How can I convert files from Magnavox Videowriter word processor format (from my 1980s floppies) into readable format today?
December 18, 2003 3:26 PM   Subscribe

I used a Magnavox Videowriter word processor back in the 1980s and filled up 20+ 400k floppies with writing that I cannot access through any other means but the Videowriter. How do I convert those old floppies to plain text so I can access my (probably horrible) early writings?

BTW, I contacted (teeth=grit) Magnavox (/teeth) about this and they told me that they would happily convert them for me... at $25 each. Vultures!
posted by squirrel to Computers & Internet (9 answers total) 1 user marked this as a favorite
Not a perfect solution, but check this out.
posted by Optamystic at 4:08 PM on December 18, 2003

I'm Feeling Lucky
posted by majick at 4:14 PM on December 18, 2003

Oh, I still have the old unit, Optamystic. Runs like a tank. Not that I would ever write anything on it again... far less buy another one! :^)

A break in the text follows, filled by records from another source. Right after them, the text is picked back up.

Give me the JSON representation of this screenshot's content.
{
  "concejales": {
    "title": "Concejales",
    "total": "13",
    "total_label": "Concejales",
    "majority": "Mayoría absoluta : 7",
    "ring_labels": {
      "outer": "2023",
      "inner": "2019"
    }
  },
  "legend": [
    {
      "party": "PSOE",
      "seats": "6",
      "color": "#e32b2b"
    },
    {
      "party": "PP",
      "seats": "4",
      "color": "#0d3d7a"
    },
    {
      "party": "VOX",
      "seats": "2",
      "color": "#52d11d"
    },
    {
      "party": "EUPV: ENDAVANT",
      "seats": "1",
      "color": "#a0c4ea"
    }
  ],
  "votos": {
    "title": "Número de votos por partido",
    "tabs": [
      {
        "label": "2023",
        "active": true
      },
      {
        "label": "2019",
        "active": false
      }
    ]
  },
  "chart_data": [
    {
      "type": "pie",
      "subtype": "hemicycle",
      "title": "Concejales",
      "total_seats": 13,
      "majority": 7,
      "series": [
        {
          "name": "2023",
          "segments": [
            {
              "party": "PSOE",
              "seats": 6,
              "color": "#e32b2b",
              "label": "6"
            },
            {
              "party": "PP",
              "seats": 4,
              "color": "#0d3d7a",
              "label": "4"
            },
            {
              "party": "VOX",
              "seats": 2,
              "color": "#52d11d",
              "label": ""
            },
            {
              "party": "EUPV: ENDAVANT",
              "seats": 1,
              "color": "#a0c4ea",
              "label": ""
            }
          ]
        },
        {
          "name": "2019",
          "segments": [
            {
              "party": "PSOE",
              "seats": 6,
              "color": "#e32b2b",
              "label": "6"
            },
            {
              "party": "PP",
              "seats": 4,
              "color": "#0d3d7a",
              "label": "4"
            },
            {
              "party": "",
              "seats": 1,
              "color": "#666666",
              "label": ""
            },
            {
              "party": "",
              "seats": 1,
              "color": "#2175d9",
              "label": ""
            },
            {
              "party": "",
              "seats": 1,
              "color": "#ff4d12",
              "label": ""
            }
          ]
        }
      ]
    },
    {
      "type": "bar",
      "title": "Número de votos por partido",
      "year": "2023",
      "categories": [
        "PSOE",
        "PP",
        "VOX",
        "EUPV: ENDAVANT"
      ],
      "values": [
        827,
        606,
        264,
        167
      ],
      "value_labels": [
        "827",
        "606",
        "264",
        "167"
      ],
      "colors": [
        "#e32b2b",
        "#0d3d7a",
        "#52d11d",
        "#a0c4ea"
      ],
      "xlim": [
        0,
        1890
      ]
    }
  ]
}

majick, thanks for trying. I looked at that product before. A close read reveals that in addition to the product you linked to, you need another decoder, the total for which is over $150. And it runs only in DOS, and only under Win 95 DOS. Feh. Thanks anyway for trying!
posted by squirrel at 6:03 PM on December 18, 2003

Heh, it looks like a microwave to me ...
posted by carter at 7:29 PM on December 18, 2003

Also not a perfect solution, but possibly the cheapest: print out the pages, buy a scanner, and OCR them.
posted by bshort at 8:21 PM on December 18, 2003 [1 favorite]

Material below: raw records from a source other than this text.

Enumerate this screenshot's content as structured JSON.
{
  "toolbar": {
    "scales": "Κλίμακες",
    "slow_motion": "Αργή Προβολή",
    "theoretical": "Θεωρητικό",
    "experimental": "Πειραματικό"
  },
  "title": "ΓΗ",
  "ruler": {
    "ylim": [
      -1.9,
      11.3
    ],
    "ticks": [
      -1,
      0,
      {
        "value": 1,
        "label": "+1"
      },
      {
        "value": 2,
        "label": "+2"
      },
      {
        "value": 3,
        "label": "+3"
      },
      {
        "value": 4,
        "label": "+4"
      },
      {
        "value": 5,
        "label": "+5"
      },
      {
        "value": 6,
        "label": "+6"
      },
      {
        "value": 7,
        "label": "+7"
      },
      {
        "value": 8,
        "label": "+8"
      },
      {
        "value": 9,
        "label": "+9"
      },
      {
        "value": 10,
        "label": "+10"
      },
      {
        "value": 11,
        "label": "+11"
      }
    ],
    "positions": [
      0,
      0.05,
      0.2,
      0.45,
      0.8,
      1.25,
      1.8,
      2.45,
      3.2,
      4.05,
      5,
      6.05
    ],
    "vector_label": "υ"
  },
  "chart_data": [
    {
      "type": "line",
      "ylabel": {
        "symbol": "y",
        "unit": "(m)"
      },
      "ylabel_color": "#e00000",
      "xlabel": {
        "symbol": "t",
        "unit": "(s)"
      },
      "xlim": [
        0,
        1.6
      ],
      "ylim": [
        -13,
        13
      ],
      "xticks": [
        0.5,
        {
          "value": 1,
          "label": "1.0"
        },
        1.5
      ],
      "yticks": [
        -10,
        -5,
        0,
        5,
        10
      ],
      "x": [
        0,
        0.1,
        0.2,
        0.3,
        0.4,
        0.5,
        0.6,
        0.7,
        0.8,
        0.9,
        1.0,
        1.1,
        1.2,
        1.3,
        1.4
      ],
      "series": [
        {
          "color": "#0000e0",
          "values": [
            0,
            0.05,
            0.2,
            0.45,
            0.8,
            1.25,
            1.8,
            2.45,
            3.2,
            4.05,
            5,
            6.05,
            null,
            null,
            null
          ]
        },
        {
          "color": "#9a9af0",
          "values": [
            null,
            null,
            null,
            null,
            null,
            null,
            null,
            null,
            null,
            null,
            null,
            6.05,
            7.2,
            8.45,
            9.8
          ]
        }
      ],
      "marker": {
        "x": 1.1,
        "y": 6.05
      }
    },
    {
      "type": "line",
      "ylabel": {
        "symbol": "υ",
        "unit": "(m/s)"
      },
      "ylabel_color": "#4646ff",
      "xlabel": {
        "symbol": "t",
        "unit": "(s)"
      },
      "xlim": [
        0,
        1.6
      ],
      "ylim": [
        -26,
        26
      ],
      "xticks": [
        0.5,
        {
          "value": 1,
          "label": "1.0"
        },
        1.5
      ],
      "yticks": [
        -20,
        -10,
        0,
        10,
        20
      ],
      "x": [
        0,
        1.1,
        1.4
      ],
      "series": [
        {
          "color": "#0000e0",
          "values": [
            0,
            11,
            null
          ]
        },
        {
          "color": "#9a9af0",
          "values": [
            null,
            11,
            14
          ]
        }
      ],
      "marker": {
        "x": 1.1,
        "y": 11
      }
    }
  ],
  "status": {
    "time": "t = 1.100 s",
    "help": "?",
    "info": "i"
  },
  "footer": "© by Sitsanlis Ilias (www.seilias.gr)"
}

This usenet thread might be helpful. They suggest using a parallel to serial converter to connect to a PC through the printer port and using a terminal program on the PC to capture the text as you print it from the Videowriter. Unfortunately, there's no word on whether that was successful.
posted by teg at 9:28 PM on December 18, 2003

teg, that just goes to show you what a craven band of loonies us Videowriter hacks are. No way I have the skills or the patience to pull that off. I mean, these ain't the dead sea scrolls, they're poems I wrote when I was 18. bshort, I tried that solution. The biggest problem is that the dot-matrix printouts are OLD-Sah-KOOL, and OCR software doesn't know what to make of it. Thanks to both of you anyway. carter, that's just the pain talking, man. Work through it.
posted by squirrel at 11:04 PM on December 18, 2003

Any antique computer clubs or the like in your area, Squirrel? If so, somebody there might be willing to help you implement teg's solution. A quick Google reveals the Computer History Museum, who might not be able to help you, but might know someone who can. In any case, transferring it via parallel cable might be easier than trying to read the disks.

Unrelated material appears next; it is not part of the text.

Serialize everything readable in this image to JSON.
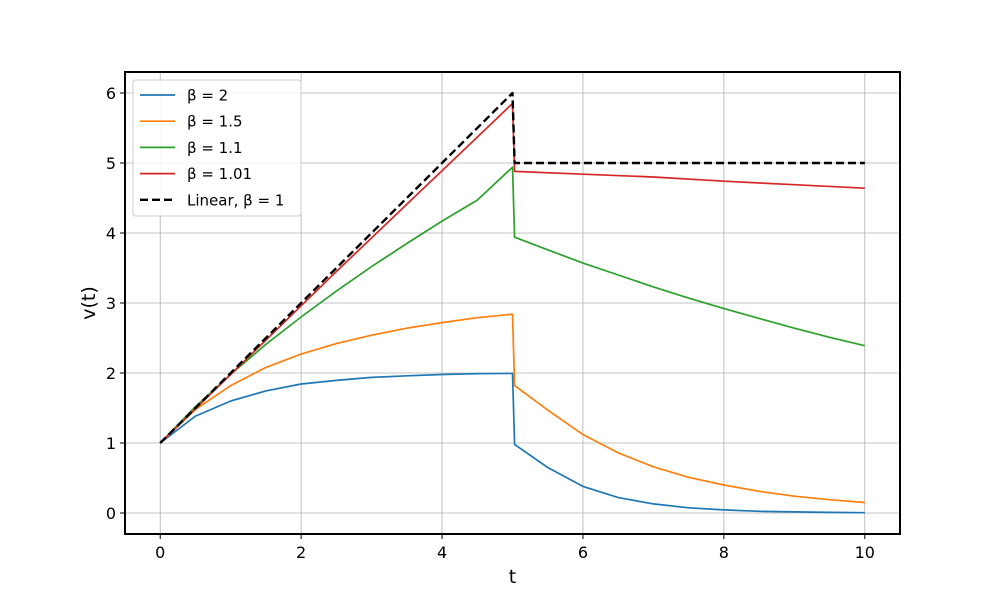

Actually, come to think of it, if you've got a parallel port on your PC, try hooking the printer port on the Videowriter up to the PC parallel port, and try this in a DOS window:

copy lpt1 squirrelsradpoem.txt

Then print the file from the Videowriter. (If it's at all possible, set the Videowriter to send just plain ASCII, no printer control codes.) Wait a few minutes, hit CTRL-C on the PC, and open the resulting file up in a text editor. Hopefully, you should see the text file, possibly with some extra garbage characters, and possibly all on one line. If you just get an empty file, try the above steps, only with a crossover (LapLink-style) parallel cable instead of the straight one. And if it still doesn't work after that, well, I'm all outta ideas.

(If you've got access to a Linux/Unix machine instead of DOS, the command ought to be something like

cat /dev/something > somefile.txt

but I can't remember the correct name for a parallel device, and it might change from distro to distro anyway--my Gentoo box has a bewildering array of stuff in /dev, and nothing looks like it ought to be a parallel port.)
posted by arto at 2:40 AM on December 19, 2003

Thanks, arto. That sounds worth a try.